Navigate through EML

The first task when editing an EML file is navigating the EML file. An EML file is organized in a structure that contains many lists nested within other lists. The function View allows you to get a crude view of an EML file in the viewer. It can be useful for exploring the file.

# Need to be in this member node to explore file
d1c_test <- dataone::D1Client("STAGING", "urn:node:mnTestARCTIC")

doc <- read_eml(getObject(d1c_test@mn, "urn:uuid:558eabf1-1e91-4881-8ba3-ef8684d8f6a1"))

View(doc)

The complex EML document is represented in R as as series of named, nested lists. We use lists all the time in R! A data.frame is one example of a special kind of list that we use all the time. You may be familiar with the syntax dataframe$column_name which allows us to select a particular column of a data.frame. Under the hood, a data.frame is a named list of vectors with the same length. You select one of those vectors using the $ operator, which is called the “list selector operator.”

Just like you navigate in a data.frame, you can use the $ operator to navigate through the EML structure. The $ operator allows you to go deeper into the EML structure and to see what elements are nested within other elements. However, you have to tell R where you want to go in the structure when you use the $ symbol. For example, if you want to view the dataset element of your EML you would use the command doc$dataset. If you want to view the creators of your data set you would use doc$dataset$creator. Note here that creator is contained within dataset. If you aren’t sure where you want to go, hit the tab button on your keyboard after typing $ and a list of available elements in the structure will appear (e.g., doc$<TAB>):

Note that if you hit tab, and nothing pops up, this most likely implies that you are trying to go into an EML element that can take a series items. For example doc$dataset$creator$<TAB> will not show a pop-up menu. This is because creator is a series-type object (i.e. you can have multiple creators). If you want to go deeper into creator, you first must tell R which creator you are interested in. Do this by writing [[i]] first where i is the index of the creator you are concerned with. For example, if you want to look at the first creator i = 1. Now doc$dataset$creator[[1]]$<TAB> will give you many more options. Note, an empty autocomplete result sometimes means you have reached the end of a branch in the EML structure.

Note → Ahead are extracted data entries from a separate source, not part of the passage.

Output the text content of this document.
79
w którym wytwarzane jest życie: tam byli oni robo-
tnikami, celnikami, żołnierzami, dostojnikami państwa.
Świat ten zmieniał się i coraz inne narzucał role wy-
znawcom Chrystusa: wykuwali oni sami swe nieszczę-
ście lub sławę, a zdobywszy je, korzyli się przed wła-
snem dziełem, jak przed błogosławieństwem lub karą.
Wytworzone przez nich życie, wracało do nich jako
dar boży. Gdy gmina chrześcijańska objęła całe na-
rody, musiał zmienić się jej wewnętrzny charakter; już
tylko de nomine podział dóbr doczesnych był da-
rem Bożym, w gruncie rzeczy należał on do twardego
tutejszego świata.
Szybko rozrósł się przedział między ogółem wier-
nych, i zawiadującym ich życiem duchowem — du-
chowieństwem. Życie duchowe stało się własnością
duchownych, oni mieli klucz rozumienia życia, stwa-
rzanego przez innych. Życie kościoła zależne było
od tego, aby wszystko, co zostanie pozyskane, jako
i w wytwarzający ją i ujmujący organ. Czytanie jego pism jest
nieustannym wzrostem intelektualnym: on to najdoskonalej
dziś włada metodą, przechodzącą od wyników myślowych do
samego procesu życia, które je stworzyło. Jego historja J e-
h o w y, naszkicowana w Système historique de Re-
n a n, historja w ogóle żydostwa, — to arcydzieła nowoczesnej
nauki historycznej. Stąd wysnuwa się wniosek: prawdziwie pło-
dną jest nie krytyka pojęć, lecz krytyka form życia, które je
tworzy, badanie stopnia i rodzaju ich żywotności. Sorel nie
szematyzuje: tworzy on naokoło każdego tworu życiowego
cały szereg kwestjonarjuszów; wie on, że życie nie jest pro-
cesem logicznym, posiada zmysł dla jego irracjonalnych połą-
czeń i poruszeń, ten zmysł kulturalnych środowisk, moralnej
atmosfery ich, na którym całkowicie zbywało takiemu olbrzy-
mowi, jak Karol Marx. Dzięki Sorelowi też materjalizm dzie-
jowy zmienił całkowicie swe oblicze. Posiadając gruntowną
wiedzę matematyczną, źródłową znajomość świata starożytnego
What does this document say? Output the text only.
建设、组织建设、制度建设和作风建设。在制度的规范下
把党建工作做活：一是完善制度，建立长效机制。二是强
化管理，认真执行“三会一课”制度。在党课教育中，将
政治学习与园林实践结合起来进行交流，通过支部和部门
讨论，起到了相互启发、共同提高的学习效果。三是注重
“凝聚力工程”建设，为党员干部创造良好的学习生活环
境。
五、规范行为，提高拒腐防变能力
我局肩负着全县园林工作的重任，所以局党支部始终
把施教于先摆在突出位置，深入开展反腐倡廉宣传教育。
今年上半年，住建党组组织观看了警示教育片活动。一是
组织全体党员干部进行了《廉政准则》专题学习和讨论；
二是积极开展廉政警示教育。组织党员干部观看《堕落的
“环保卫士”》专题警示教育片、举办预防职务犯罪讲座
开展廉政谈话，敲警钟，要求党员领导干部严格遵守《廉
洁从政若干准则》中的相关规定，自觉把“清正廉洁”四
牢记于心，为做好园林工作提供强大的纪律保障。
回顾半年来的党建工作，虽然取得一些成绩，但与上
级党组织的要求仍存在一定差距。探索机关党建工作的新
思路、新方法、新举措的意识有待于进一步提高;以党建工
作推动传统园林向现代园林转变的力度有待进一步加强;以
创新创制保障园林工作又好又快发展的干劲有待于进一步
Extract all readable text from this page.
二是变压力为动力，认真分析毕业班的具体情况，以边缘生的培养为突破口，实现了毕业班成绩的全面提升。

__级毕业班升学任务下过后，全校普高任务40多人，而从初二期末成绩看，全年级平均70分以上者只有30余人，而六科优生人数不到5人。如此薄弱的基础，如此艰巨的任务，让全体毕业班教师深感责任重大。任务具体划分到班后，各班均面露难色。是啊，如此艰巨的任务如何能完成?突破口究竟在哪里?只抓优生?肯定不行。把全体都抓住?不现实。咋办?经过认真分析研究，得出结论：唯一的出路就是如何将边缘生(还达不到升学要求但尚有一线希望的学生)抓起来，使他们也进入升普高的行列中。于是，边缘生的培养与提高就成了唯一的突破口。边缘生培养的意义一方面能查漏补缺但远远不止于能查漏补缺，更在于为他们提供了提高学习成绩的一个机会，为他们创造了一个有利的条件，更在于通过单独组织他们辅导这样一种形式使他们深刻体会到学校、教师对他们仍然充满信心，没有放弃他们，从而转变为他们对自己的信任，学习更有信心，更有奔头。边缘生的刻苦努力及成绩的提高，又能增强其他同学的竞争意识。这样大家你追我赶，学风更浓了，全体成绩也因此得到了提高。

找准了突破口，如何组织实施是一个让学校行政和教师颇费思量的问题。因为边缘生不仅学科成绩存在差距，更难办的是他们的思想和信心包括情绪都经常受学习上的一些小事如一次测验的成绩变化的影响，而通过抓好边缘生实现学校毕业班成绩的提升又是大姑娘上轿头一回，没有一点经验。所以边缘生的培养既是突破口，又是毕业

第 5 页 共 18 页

Below is the structure of doc$dataset. There are a series of multiple creators, which can be accessed individually by index: doc$dataset$creator[[#]].

At this point stop and take a deep breath. The key takeaway is that EML is a hierarchical tree structure. The best way to get familiar with it is to explore the structure. Try entering doc$dataset into your console, and print it. Now make the search more specific, for instance: doc$dataset$abstract.